Helpful advice on how to deal with a wound and what to do whilst waiting for the vet.

Wound management

Should you be in the unfortunate situation where your horse receives a nasty wound when out and about or on your yard, here are a few steps to help you tackle the inevitable.

  • First of all, keep calm and ensure personnel safety at all times.
  • Adequately restrain and move your horse to a safe area to prevent further injury.
  • Briefly assess the injury.
  • Call us on 01772 861300 and relay your findings – this will allow us to be better prepared and give you some advice until we can get there.
  • Always have a plan for transport and insurance papers handy.
  • Bigger dramatic wounds aren’t necessarily more serious – small puncture wounds can penetrates deep tissues.
equine wound

Bandaging a wound

In an emergency, it doesn’t matter what the bandage looks like but an overtight bandage may cause damage, especially if left on for over 2 hours. You must ensure:
  • The injured area is protected
  • The bandage fits snugly and is well padded
  • There is even pressure over tendons
  • There is no pressure over bony prominences e.g. at the back of the knee
  • Soft tissues in the opposite limb are supported

Dealing with bleeding

Spurting blood: Aim to quickly stop the flow. Use hand pressure if this is all you have available. Ideally a clean sterile pressure bandage should be applied.

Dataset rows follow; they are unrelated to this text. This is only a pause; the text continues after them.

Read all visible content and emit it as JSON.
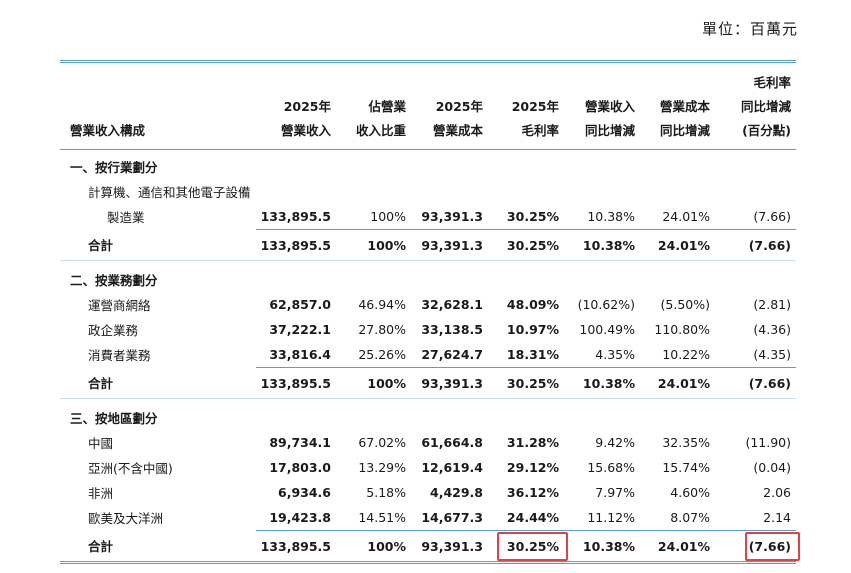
{
  "unit_label": "單位：百萬元",
  "header": {
    "c0": [
      "營業收入構成"
    ],
    "c1": [
      "2025年",
      "營業收入"
    ],
    "c2": [
      "佔營業",
      "收入比重"
    ],
    "c3": [
      "2025年",
      "營業成本"
    ],
    "c4": [
      "2025年",
      "毛利率"
    ],
    "c5": [
      "營業收入",
      "同比增減"
    ],
    "c6": [
      "營業成本",
      "同比增減"
    ],
    "c7": [
      "毛利率",
      "同比增減",
      "(百分點)"
    ]
  },
  "sections": {
    "industry": {
      "title": "一、按行業劃分",
      "item_label_line1": "計算機、通信和其他電子設備",
      "item_label_line2": "製造業",
      "item_values": [
        "133,895.5",
        "100%",
        "93,391.3",
        "30.25%",
        "10.38%",
        "24.01%",
        "(7.66)"
      ],
      "total_label": "合計",
      "total_values": [
        "133,895.5",
        "100%",
        "93,391.3",
        "30.25%",
        "10.38%",
        "24.01%",
        "(7.66)"
      ]
    },
    "business": {
      "title": "二、按業務劃分",
      "rows": [
        {
          "label": "運營商網絡",
          "values": [
            "62,857.0",
            "46.94%",
            "32,628.1",
            "48.09%",
            "(10.62%)",
            "(5.50%)",
            "(2.81)"
          ]
        },
        {
          "label": "政企業務",
          "values": [
            "37,222.1",
            "27.80%",
            "33,138.5",
            "10.97%",
            "100.49%",
            "110.80%",
            "(4.36)"
          ]
        },
        {
          "label": "消費者業務",
          "values": [
            "33,816.4",
            "25.26%",
            "27,624.7",
            "18.31%",
            "4.35%",
            "10.22%",
            "(4.35)"
          ]
        }
      ],
      "total_label": "合計",
      "total_values": [
        "133,895.5",
        "100%",
        "93,391.3",
        "30.25%",
        "10.38%",
        "24.01%",
        "(7.66)"
      ]
    },
    "region": {
      "title": "三、按地區劃分",
      "rows": [
        {
          "label": "中國",
          "values": [
            "89,734.1",
            "67.02%",
            "61,664.8",
            "31.28%",
            "9.42%",
            "32.35%",
            "(11.90)"
          ]
        },
        {
          "label": "亞洲(不含中國)",
          "values": [
            "17,803.0",
            "13.29%",
            "12,619.4",
            "29.12%",
            "15.68%",
            "15.74%",
            "(0.04)"
          ]
        },
        {
          "label": "非洲",
          "values": [
            "6,934.6",
            "5.18%",
            "4,429.8",
            "36.12%",
            "7.97%",
            "4.60%",
            "2.06"
          ]
        },
        {
          "label": "歐美及大洋洲",
          "values": [
            "19,423.8",
            "14.51%",
            "14,677.3",
            "24.44%",
            "11.12%",
            "8.07%",
            "2.14"
          ]
        }
      ],
      "total_label": "合計",
      "total_values": [
        "133,895.5",
        "100%",
        "93,391.3",
        "30.25%",
        "10.38%",
        "24.01%",
        "(7.66)"
      ]
    }
  },
  "highlight_color": "#e0404a",
  "rule_color": "#5aa0cf"
}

In the case of an emergency use a piece of gamgee and then a tight ‘Vetrap’. This can be safely left in place for up to 2 hours until veterinary attention is sought.

Minor bleeding: Wounds: the initial treatment should comprise of gently cleaning using gentle hosing or bathing with clean cotton wool or swabs in a very dilute saline solution. A tea spoon of salt to 1 litre of water. Using iodine/hibiscrub solutions can damage the tissues if not sufficiently diluted and be very cautious about any product around the eyes.

Obvious blood, soil and other debris should be removed from around the wound. Once cleaned a sterile dressing can then be applied until the veterinary examination can take place. Leg wounds obviously lend themselves to bandaging but wounds on the body do not.